This is a very strange situation that I've come across. Basically, I'm trying to fit a cumulative distribution function to the G function of my data. After doing so, I want to plot the the model and the original data, and output this as PDF. I'll allow the code to explain (simply copy and paste):
library(spatstat)
data(swedishpines)
mydata <- swedishpines
mydata.Gest <- Gest(mydata)
Gvalues <- mydata.Gest$rs
count <- (which(Gvalues == 1))[1]
new_r <- seq(1/count, length(Gvalues)/count, by = 1/count)
GvsR_dataframe <- data.frame(G <- Gvalues, R <- new_r)
themodel <- suppressWarnings(nls(G ~ pnorm(R, mean, sd), data = GvsR_dataframe, start = list(mean=0.4, sd=0.2), trace = FALSE))

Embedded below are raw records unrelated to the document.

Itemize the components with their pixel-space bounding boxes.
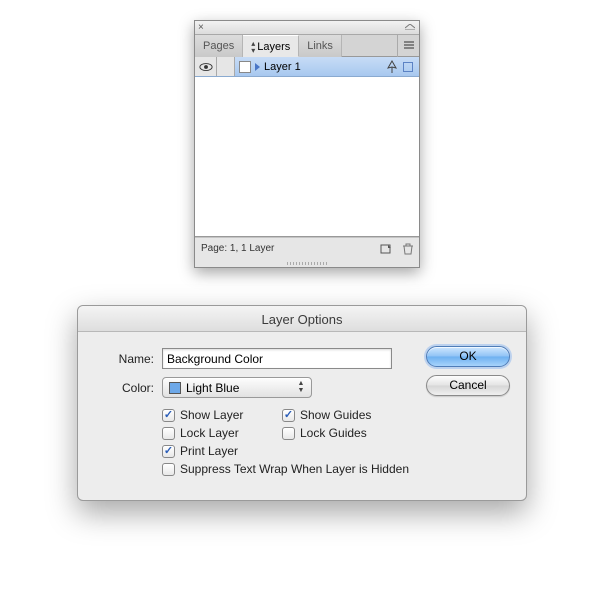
cancel-button[interactable]: Cancel (426, 375, 510, 396)
panel-titlebar: × (195, 21, 419, 35)
layer-options-dialog: Layer Options Name: Color: Light Blue ▲▼… (77, 305, 527, 501)
visibility-toggle[interactable] (195, 57, 217, 76)
layer-list: Layer 1 (195, 57, 419, 237)
dialog-title: Layer Options (78, 306, 526, 332)
pen-icon (385, 60, 399, 74)
disclosure-triangle-icon[interactable] (255, 63, 260, 71)
lock-layer-label: Lock Layer (180, 426, 239, 440)
eye-icon (199, 62, 213, 72)
color-select-value: Light Blue (186, 381, 239, 395)
suppress-wrap-checkbox[interactable]: Suppress Text Wrap When Layer is Hidden (162, 462, 409, 476)
panel-tabs: Pages ▴▾Layers Links (195, 35, 419, 57)
tab-layers[interactable]: ▴▾Layers (243, 35, 299, 57)
panel-menu-icon[interactable] (397, 35, 419, 57)
layer-name-label: Layer 1 (264, 61, 385, 73)
lock-toggle[interactable] (217, 57, 235, 76)
panel-resize-grip[interactable] (195, 259, 419, 267)
name-label: Name: (94, 352, 154, 366)
show-guides-label: Show Guides (300, 408, 371, 422)
panel-status-bar: Page: 1, 1 Layer (195, 237, 419, 259)
trash-icon[interactable] (401, 242, 415, 256)
collapse-icon[interactable] (405, 24, 415, 30)
ok-button[interactable]: OK (426, 346, 510, 367)
tab-links[interactable]: Links (299, 35, 342, 57)
new-layer-icon[interactable] (379, 242, 393, 256)
lock-guides-label: Lock Guides (300, 426, 367, 440)
layer-row[interactable]: Layer 1 (195, 57, 419, 77)
layer-color-swatch (239, 61, 251, 73)
show-layer-label: Show Layer (180, 408, 243, 422)
lock-guides-checkbox[interactable]: Lock Guides (282, 426, 367, 440)
select-arrows-icon: ▲▼ (295, 380, 307, 394)
show-layer-checkbox[interactable]: Show Layer (162, 408, 282, 422)
color-select[interactable]: Light Blue ▲▼ (162, 377, 312, 398)
layers-panel: × Pages ▴▾Layers Links Layer 1 Page: 1, … (194, 20, 420, 268)
close-icon[interactable]: × (198, 21, 204, 35)
color-label: Color: (94, 381, 154, 395)
tab-pages[interactable]: Pages (195, 35, 243, 57)
status-text: Page: 1, 1 Layer (201, 243, 274, 254)
name-input[interactable] (162, 348, 392, 369)
color-swatch-icon (169, 382, 181, 394)
suppress-wrap-label: Suppress Text Wrap When Layer is Hidden (180, 462, 409, 476)
tab-layers-label: Layers (257, 41, 290, 53)
show-guides-checkbox[interactable]: Show Guides (282, 408, 371, 422)
print-layer-label: Print Layer (180, 444, 238, 458)
lock-layer-checkbox[interactable]: Lock Layer (162, 426, 282, 440)
selection-indicator[interactable] (403, 62, 413, 72)
print-layer-checkbox[interactable]: Print Layer (162, 444, 282, 458)
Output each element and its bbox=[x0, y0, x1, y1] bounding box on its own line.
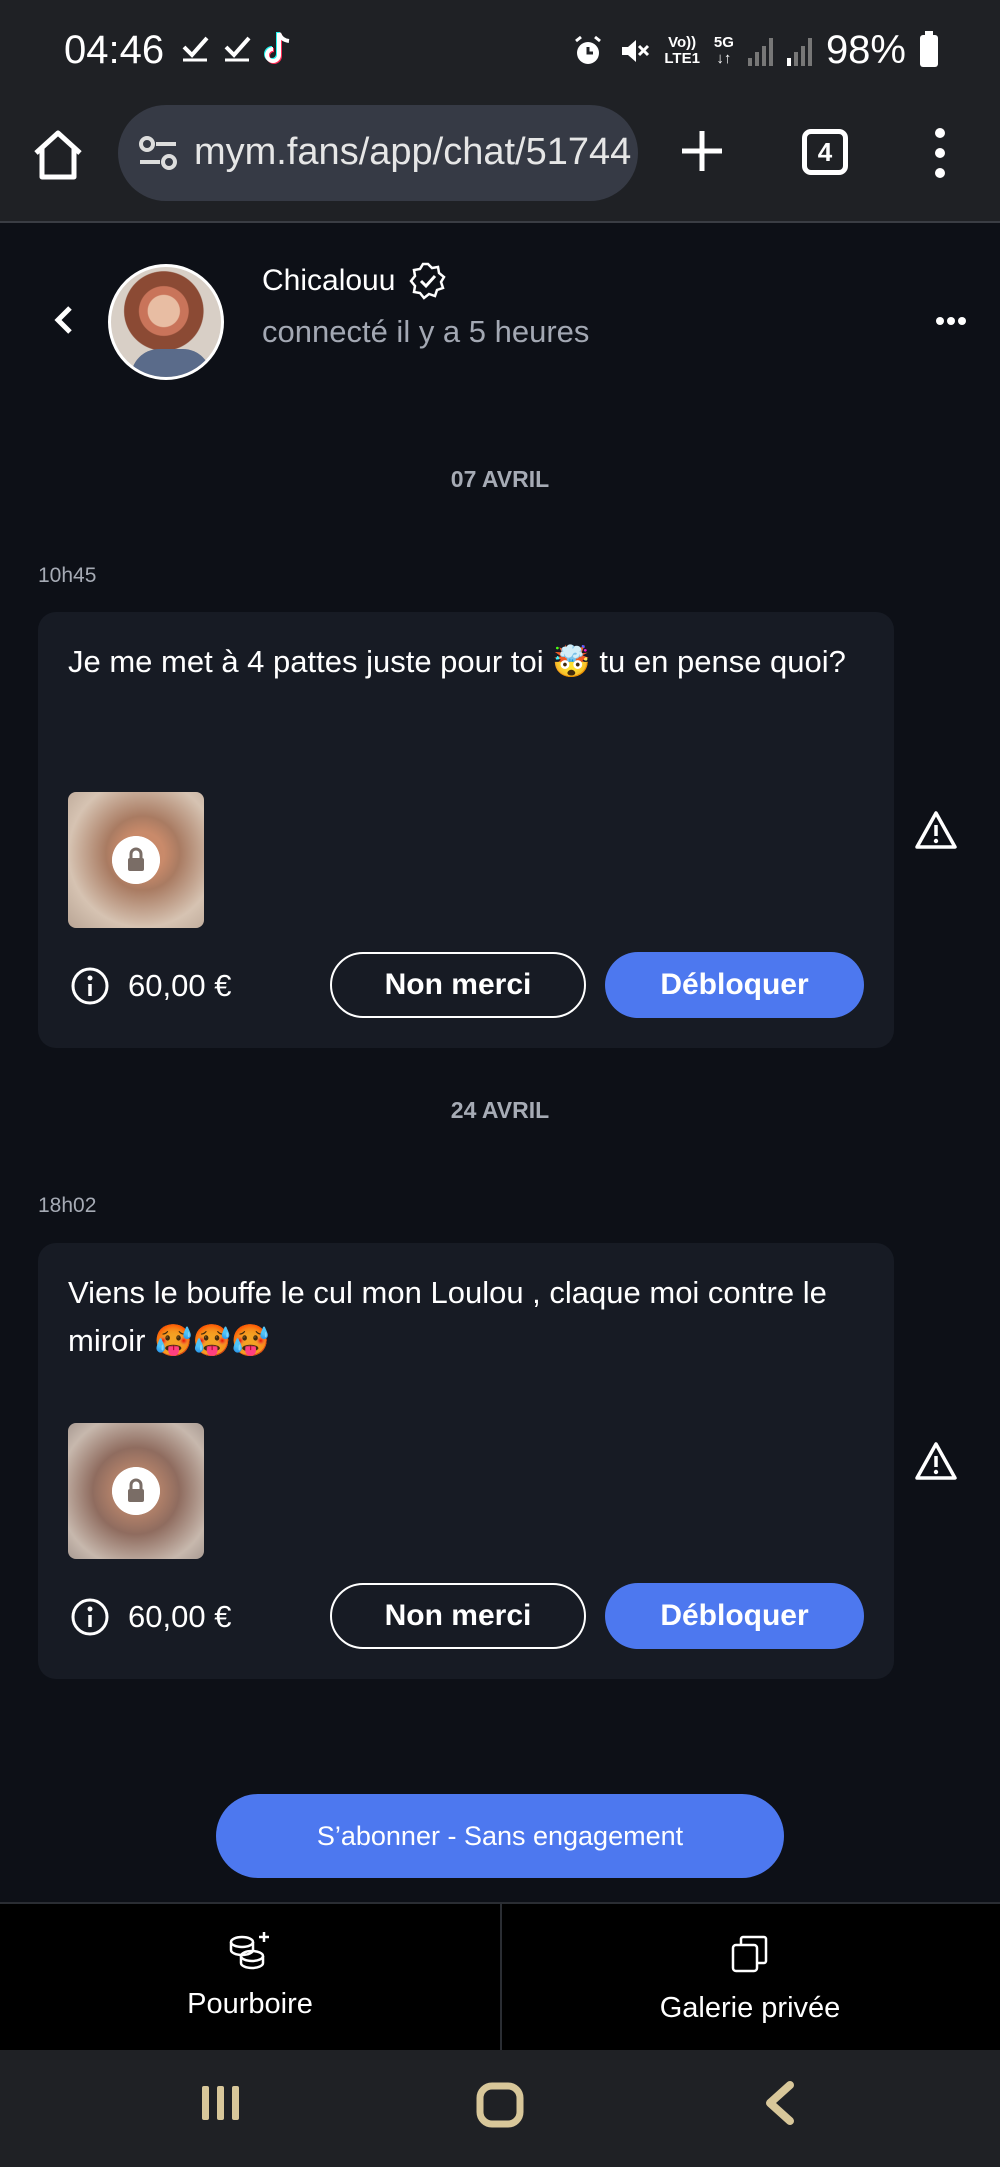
info-icon[interactable] bbox=[70, 966, 110, 1006]
tab-switcher-button[interactable]: 4 bbox=[802, 129, 848, 175]
price-row: 60,00 € bbox=[70, 1597, 231, 1637]
signal-icon bbox=[786, 36, 812, 66]
message-time: 18h02 bbox=[38, 1194, 97, 1217]
date-separator: 07 AVRIL bbox=[450, 466, 550, 492]
status-bar: 04:46 Vo)) LTE1 5G ↓↑ 98% bbox=[0, 0, 1000, 105]
private-gallery-tab[interactable]: Galerie privée bbox=[500, 1904, 1000, 2050]
volte-indicator: Vo)) LTE1 bbox=[664, 33, 700, 67]
back-nav-icon[interactable] bbox=[760, 2080, 800, 2126]
tip-label: Pourboire bbox=[187, 1988, 313, 2020]
network-indicator: 5G ↓↑ bbox=[713, 33, 734, 67]
message-time: 10h45 bbox=[38, 564, 97, 587]
paid-message-card: Je me met à 4 pattes juste pour toi 🤯 tu… bbox=[38, 612, 894, 1048]
site-settings-icon[interactable] bbox=[138, 135, 178, 171]
decline-button[interactable]: Non merci bbox=[330, 952, 586, 1018]
message-text: Je me met à 4 pattes juste pour toi 🤯 tu… bbox=[68, 644, 846, 679]
price-label: 60,00 € bbox=[128, 968, 232, 1003]
bottom-tab-bar: Pourboire Galerie privée bbox=[0, 1902, 1000, 2050]
gallery-copy-icon bbox=[731, 1935, 768, 1973]
avatar[interactable] bbox=[108, 264, 224, 380]
tiktok-icon bbox=[264, 32, 290, 64]
coins-plus-icon bbox=[229, 1932, 269, 1970]
locked-media-thumbnail[interactable] bbox=[68, 792, 204, 928]
notification-icons bbox=[180, 30, 294, 64]
verified-badge-icon bbox=[409, 262, 447, 300]
profile-name-row[interactable]: Chicalouu bbox=[262, 262, 447, 300]
price-row: 60,00 € bbox=[70, 966, 231, 1006]
more-horiz-icon[interactable] bbox=[936, 316, 966, 326]
home-nav-icon[interactable] bbox=[475, 2080, 525, 2130]
date-separator: 24 AVRIL bbox=[450, 1097, 550, 1123]
check-icon bbox=[224, 36, 251, 62]
lock-icon bbox=[112, 1467, 160, 1515]
mute-icon bbox=[622, 39, 650, 62]
browser-toolbar: mym.fans/app/chat/51744 4 bbox=[0, 105, 1000, 223]
system-icons: Vo)) LTE1 5G ↓↑ 98% bbox=[572, 28, 938, 73]
report-warning-icon[interactable] bbox=[914, 1441, 958, 1481]
back-chevron-icon[interactable] bbox=[50, 302, 80, 338]
status-time: 04:46 bbox=[64, 28, 165, 72]
address-bar[interactable]: mym.fans/app/chat/51744 bbox=[118, 105, 638, 201]
private-gallery-label: Galerie privée bbox=[659, 1992, 841, 2024]
signal-icon bbox=[747, 36, 773, 66]
paid-message-card: Viens le bouffe le cul mon Loulou , claq… bbox=[38, 1243, 894, 1679]
lock-icon bbox=[112, 836, 160, 884]
message-text: Viens le bouffe le cul mon Loulou , claq… bbox=[68, 1275, 827, 1358]
subscribe-button[interactable]: S’abonner - Sans engagement bbox=[216, 1794, 784, 1878]
report-warning-icon[interactable] bbox=[914, 810, 958, 850]
price-label: 60,00 € bbox=[128, 1599, 232, 1634]
more-vert-icon[interactable] bbox=[928, 127, 952, 179]
unlock-button[interactable]: Débloquer bbox=[605, 952, 864, 1018]
home-icon[interactable] bbox=[30, 127, 86, 183]
info-icon[interactable] bbox=[70, 1597, 110, 1637]
system-navigation-bar bbox=[0, 2050, 1000, 2167]
decline-button[interactable]: Non merci bbox=[330, 1583, 586, 1649]
tip-tab[interactable]: Pourboire bbox=[0, 1904, 500, 2050]
battery-percent: 98% bbox=[825, 28, 906, 72]
recent-apps-icon[interactable] bbox=[198, 2080, 244, 2126]
new-tab-icon[interactable] bbox=[678, 127, 726, 175]
username: Chicalouu bbox=[262, 264, 396, 297]
url-text: mym.fans/app/chat/51744 bbox=[194, 131, 632, 173]
locked-media-thumbnail[interactable] bbox=[68, 1423, 204, 1559]
alarm-icon bbox=[575, 35, 602, 64]
online-status: connecté il y a 5 heures bbox=[262, 314, 590, 349]
unlock-button[interactable]: Débloquer bbox=[605, 1583, 864, 1649]
battery-icon bbox=[920, 30, 938, 67]
check-icon bbox=[182, 36, 209, 62]
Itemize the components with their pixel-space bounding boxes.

pdf(file = "ModelPlot.pdf")
plot(mydata.Gest, cbind(rs, theo) ~ new_r, lty = c(1, 2), col = c("black", "red"), xlim = c(0, max(new_r)), ylim = c(0,1), main = paste("Model-fitting for G Function \n Mean = ",as.numeric(coef(themodel)[1]),"\n Standard Deviation = ",as.numeric(coef(themodel)[2]), sep=''), ylab = "G(r)", xlab = "Distance Between Particles (r)", legend = NULL)
lines(new_r, predict(themodel), lty = 2, col = "blue")
legend("bottomright", c("CSR", "Swedish Pines", "Normal Probability \n Density Function"), lty = c(2, 4, 1, 2), col = c("red", "black", "blue"), bg = 'grey', border = 'black')
graphics.off()
The above code works perfectly.
Now for the strange part.
When I encapsulate all of the commands after mydata <- swedishpines
as a function, and cause mydata
to be an input to this function, it doesn't work any longer. The following code should perform just as the last segment of code did, but it does not.
library(spatstat)
data(swedishpines)
mydata <- swedishpines
ModelFit <- function(mydata) {
mydata.Gest <- Gest(mydata)
Gvalues <- mydata.Gest$rs
count <- (which(Gvalues == 1))[1]
new_r <- seq(1/count, length(Gvalues)/count, by = 1/count)
GvsR_dataframe <- data.frame(G <- Gvalues, R <- new_r)
themodel <- suppressWarnings(nls(G ~ pnorm(R, mean, sd), data = GvsR_dataframe, start = list(mean=0.4, sd=0.2), trace = FALSE))
pdf(file = "ModelPlot.pdf")
plot(mydata.Gest, cbind(rs, theo) ~ new_r, lty = c(1, 2), col = c("black", "red"), xlim = c(0, max(new_r)), ylim = c(0,1), main = paste("Model-fitting for G Function \n Mean = ",as.numeric(coef(themodel)[1]),"\n Standard Deviation = ",as.numeric(coef(themodel)[2]), sep=''), ylab = "G(r)", xlab = "Distance Between Particles (r)", legend = NULL)
lines(new_r, predict(themodel), lty = 2, col = "blue")
legend("bottomright", c("CSR", "Swedish Pines", "Normal Probability \n Density Function"), lty = c(2, 4, 1, 2), col = c("red", "black", "blue"), bg = 'grey', border = 'black')
graphics.off()
}
ModelFit(mydata)
The following error occurs:
Error in eval(expr, envir, enclos) : object 'new_r' not found
I'm VERY confused. I've been working on this for a long time, and just could not come up with a solution to this problem. The PDF is outputted, but it is corrupt, and will not open. I have no idea why new_r
'disappears', but in doing so, it causes all of the plotting operations to halt. Obviously new_r
is local to the function ModelFit
, but it almost seems as though it's local to certain areas in the function, as well.
Any help would be greatly appreciated.